Se il Vietnam insidia il riso made in Italy

di Gianfranco Quaglia

Ci mancava il Vietnam. E’ l’ultimo atto di un serie di incursioni che minacciano il nostro riso. Hanoi ha ratificato l’accordo di libero scambio con l’Unione Europea che dal primo agosto consentirà di esportare nell’Ue 80 mila tonnellate di riso esente da dazio: 30 mila di riso lavorato, 20 mila semigreggio, 30 mila di riso profumato. Gli operatori vietnamiti non prevedono un grande impatto sulle esportazioni a causa del volume considerato esiguo e anche perché – sempre secondo il loro parere – quel prodotto non soddisferebbe i requisiti di qualità dell’Ue. Ma se così fosse viene da chiedersi perché il governo vietnamita abbia insistito così tanto per arrivare a questo accordo. Non a caso i risicoltori europei hanno espresso preoccupazione per la minaccia che rappresenta per la produzione locale, in una fase in cui la tendenza agli arrivi di riso tipo japonica (quindi cereale analogo a quello coltivato in Italia) è esponenziale. Qualche numero: dal primo settembre 2019 al 7 giugno di quest’anno dal Myanmar le importazioni di riso semigreggio sono aumentate del 406 per cento; il lavorato del 99 per cento. 

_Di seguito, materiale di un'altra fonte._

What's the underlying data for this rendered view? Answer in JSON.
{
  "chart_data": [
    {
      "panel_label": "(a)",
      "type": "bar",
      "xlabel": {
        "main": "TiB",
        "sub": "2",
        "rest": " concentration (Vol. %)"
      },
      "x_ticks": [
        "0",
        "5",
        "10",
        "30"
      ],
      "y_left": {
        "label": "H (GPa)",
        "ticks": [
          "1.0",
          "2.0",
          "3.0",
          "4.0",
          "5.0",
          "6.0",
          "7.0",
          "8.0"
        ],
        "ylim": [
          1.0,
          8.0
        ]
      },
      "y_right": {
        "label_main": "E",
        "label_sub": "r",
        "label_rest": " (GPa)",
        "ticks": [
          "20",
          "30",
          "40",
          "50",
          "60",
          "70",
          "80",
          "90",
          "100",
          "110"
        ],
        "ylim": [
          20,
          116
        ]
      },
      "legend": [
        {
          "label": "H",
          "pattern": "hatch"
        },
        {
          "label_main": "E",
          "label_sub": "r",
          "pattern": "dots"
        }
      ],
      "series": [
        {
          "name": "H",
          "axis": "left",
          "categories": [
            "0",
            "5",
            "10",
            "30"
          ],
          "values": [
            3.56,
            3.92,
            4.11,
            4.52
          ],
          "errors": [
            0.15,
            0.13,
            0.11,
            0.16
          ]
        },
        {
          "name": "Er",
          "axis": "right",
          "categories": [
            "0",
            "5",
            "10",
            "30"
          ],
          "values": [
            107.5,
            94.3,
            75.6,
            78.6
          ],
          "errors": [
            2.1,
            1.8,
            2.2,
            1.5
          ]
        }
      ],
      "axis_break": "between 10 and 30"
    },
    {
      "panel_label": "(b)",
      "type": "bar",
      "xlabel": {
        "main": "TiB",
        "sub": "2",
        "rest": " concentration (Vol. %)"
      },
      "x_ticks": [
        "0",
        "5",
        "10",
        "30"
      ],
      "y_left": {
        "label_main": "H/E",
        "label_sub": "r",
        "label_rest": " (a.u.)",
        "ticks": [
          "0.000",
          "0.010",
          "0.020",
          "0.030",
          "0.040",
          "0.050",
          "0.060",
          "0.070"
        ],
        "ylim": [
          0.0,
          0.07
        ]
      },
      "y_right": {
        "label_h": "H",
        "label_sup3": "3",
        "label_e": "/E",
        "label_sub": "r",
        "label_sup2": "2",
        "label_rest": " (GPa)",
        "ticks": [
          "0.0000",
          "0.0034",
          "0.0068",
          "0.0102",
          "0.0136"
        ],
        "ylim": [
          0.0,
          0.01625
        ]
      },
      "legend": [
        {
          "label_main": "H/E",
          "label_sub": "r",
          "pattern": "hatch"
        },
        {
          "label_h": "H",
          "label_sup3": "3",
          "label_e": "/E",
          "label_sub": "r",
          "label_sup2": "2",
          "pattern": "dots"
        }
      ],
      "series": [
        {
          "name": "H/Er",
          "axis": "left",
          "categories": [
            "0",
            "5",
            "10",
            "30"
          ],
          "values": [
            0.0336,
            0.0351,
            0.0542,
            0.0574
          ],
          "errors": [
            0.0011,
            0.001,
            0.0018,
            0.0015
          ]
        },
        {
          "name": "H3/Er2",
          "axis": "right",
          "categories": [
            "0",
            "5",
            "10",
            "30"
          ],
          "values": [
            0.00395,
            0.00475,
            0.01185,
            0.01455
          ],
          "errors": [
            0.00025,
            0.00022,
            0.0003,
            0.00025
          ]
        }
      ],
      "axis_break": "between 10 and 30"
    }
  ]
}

Paolo Dellarole, presidente Coldiretti Vercelli e Biella con delega alla risicoltura: “E’ già cambiata la situazione per il mercato italiano rispetto al periodo del lockdown dove avevamo visto una corsa agli acquisti. Ora stiamo notando purtroppo anche un aumento delle importazioni, è sempre pià urgente valorizzare e tutelare il nostro riso anche attraverso l’etichettatura”.

Per fortuna c’è qualche nota positiva. Dopo la firma dell’accordo con Pechino le autorità fitosanitarie cinesi hanno trasmesso al nostro Ministero i documenti relativi al protocollo bilaterale per poter iniziare a esportare riso da risotto in Cina. Un passo significatico che potrebbe aprire un nuovo sbocco per i risicoltori italiani.